Re: Error handling in URIs

Ian Hickson wrote:
> I recently started addressing issues related to URIs in the context of the 
> HTML5 specification. In general I am trying to defer as much as possible 
> to the URI, IRI, IDN, and XML Base specifications, but there are a couple 
> of issues that are left undefined by those specifications which I am 
> having trouble with.
> 
> The first is error handling behaviour for URIs. Browsers are reasonably 
> consistent in their handling of invalid URI references such as:
> 
>    http://example.com/hello world/
> 
> ...or:
> 
>    {{%%xx##
> 
> ...but the URI specification just says that these URI references are 
> invalid and doesn't really say what to do with them.

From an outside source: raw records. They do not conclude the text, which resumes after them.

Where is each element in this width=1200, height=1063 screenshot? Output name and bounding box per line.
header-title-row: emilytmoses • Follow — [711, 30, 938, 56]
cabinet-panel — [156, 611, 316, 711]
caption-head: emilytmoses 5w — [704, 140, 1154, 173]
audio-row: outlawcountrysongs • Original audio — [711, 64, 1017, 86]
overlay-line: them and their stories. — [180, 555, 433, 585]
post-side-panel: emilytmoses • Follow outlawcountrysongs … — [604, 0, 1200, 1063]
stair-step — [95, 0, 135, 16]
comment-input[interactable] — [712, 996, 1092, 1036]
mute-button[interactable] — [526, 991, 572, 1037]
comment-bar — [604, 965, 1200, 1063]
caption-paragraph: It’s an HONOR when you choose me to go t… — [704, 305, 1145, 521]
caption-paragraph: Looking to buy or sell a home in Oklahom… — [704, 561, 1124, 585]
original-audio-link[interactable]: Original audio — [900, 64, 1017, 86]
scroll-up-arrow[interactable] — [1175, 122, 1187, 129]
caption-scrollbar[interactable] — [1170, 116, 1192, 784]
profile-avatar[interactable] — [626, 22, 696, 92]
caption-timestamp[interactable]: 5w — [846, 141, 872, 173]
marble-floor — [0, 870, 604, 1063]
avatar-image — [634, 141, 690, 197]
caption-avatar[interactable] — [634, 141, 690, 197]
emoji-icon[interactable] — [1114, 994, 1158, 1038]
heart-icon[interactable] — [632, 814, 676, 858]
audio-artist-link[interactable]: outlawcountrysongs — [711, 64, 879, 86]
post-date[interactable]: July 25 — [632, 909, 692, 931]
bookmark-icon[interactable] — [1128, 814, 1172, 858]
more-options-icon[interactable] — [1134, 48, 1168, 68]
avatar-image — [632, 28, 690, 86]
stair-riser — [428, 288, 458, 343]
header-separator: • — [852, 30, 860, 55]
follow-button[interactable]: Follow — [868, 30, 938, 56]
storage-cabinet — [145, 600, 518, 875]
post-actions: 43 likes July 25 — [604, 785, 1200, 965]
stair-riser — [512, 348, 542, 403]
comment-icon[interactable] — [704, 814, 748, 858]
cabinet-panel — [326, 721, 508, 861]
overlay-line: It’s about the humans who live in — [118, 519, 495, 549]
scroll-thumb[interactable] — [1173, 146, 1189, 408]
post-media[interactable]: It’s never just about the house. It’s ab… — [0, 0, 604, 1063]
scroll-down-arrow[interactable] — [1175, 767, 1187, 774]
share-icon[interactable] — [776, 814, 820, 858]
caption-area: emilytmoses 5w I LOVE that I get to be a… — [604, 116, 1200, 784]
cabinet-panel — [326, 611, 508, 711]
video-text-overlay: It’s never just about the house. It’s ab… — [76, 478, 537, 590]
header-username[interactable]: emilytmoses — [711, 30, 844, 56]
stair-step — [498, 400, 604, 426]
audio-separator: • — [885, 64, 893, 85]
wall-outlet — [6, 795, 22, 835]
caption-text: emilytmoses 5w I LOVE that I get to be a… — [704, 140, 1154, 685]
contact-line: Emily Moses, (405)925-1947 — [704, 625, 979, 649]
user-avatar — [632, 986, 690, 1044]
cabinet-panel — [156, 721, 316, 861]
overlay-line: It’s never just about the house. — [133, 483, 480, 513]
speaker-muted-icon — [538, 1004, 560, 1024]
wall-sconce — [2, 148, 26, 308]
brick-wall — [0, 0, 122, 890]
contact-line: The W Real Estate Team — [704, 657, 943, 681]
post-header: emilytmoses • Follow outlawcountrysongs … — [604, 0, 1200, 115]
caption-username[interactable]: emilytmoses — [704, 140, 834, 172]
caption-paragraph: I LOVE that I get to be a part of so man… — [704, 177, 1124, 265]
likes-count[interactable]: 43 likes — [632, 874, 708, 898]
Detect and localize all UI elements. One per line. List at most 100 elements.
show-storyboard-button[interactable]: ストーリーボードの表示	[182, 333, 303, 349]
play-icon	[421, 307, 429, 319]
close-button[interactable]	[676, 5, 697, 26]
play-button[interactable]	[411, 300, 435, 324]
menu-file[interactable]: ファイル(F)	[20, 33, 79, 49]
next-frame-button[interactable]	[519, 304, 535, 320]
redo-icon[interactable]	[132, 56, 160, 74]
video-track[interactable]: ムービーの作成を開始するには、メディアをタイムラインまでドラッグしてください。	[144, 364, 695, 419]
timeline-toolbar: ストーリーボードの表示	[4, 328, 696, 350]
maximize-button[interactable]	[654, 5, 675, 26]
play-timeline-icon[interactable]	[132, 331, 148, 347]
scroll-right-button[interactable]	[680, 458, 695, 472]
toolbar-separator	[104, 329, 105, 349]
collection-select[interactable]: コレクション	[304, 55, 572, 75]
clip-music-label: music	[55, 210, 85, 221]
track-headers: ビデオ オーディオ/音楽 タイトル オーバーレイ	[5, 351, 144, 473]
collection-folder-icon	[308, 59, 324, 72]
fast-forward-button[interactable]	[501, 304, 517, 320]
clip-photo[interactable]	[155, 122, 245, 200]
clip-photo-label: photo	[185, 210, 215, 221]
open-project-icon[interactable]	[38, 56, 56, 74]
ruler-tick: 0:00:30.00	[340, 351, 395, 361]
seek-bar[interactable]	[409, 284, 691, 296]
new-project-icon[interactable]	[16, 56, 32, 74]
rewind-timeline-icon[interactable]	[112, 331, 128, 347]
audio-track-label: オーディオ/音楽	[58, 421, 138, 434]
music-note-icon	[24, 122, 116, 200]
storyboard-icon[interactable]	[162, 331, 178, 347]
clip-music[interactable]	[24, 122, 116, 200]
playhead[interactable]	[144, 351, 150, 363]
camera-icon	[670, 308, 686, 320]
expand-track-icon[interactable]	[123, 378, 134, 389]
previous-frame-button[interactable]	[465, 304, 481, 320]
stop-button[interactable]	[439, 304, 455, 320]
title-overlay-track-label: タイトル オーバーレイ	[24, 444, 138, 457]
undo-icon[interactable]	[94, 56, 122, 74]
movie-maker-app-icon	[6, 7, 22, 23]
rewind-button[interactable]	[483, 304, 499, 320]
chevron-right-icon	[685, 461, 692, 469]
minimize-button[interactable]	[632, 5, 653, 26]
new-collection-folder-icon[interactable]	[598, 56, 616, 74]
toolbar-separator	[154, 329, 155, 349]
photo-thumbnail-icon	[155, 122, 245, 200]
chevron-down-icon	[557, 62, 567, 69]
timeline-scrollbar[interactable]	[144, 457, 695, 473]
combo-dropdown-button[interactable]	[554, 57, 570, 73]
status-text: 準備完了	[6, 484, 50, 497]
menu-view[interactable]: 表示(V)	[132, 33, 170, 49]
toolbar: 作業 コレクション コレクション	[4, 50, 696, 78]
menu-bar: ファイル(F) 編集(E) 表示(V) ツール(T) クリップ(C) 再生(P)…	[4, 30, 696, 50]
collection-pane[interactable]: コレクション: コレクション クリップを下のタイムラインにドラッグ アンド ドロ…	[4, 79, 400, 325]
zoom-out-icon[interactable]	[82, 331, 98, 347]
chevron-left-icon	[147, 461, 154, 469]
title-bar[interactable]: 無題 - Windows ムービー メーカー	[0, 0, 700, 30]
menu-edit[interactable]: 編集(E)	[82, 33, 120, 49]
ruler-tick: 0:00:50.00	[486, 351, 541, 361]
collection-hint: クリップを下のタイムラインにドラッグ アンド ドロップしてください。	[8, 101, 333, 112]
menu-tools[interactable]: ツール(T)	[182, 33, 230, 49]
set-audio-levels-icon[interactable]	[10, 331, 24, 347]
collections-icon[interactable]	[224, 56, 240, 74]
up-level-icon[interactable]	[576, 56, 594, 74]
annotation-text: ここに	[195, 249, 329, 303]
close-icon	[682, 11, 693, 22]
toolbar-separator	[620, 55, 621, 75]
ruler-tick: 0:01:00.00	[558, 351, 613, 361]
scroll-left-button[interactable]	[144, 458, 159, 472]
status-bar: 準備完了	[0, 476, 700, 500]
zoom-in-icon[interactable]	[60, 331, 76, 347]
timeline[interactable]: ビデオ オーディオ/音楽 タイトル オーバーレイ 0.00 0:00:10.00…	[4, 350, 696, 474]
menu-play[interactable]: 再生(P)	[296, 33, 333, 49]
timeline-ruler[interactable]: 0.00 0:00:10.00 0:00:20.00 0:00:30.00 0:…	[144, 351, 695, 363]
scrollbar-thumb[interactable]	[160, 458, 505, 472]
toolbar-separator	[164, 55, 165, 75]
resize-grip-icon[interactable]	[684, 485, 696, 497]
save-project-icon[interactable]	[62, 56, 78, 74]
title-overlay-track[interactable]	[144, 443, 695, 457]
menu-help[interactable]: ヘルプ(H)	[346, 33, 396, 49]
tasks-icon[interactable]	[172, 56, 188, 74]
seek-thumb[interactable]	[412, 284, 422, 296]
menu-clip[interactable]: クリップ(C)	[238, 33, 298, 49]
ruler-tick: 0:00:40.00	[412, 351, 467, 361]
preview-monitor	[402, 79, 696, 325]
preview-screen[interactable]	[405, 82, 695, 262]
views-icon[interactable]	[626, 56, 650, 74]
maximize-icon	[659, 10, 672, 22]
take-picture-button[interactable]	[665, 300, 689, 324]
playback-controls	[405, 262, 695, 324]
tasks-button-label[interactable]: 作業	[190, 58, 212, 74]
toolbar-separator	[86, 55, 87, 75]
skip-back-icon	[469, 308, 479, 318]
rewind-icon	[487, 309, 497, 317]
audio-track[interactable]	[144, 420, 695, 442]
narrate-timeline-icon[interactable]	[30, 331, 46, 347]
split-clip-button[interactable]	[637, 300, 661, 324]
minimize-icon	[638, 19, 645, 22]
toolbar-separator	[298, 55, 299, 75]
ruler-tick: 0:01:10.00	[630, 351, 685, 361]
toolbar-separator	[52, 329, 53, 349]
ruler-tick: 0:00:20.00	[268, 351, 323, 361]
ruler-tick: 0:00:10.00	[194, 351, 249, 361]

Well, the URI spec doesn't need to. It's an error.

If HTML5 spec needs to define the behavior because that's what the UAs 
do, that's fine and can be done there.

> The second is with IRIs and character encodings other than UTF-8. While 
> browsers reliably encode non-ASCII characters in the path using UTF-8, 
> non-ASCII characters in the query component are encoded using the 
> document's character encoding, and not UTF-8, which is incompatible with 
> how the IRI spec defines things.

Could you please be more specific? Any URI is a IRI, so a query 
component based on an encoding other than UTF-8 still is a legal IRI.

> ...

BR, Julian

Received on Tuesday, 24 June 2008 11:45:21 UTC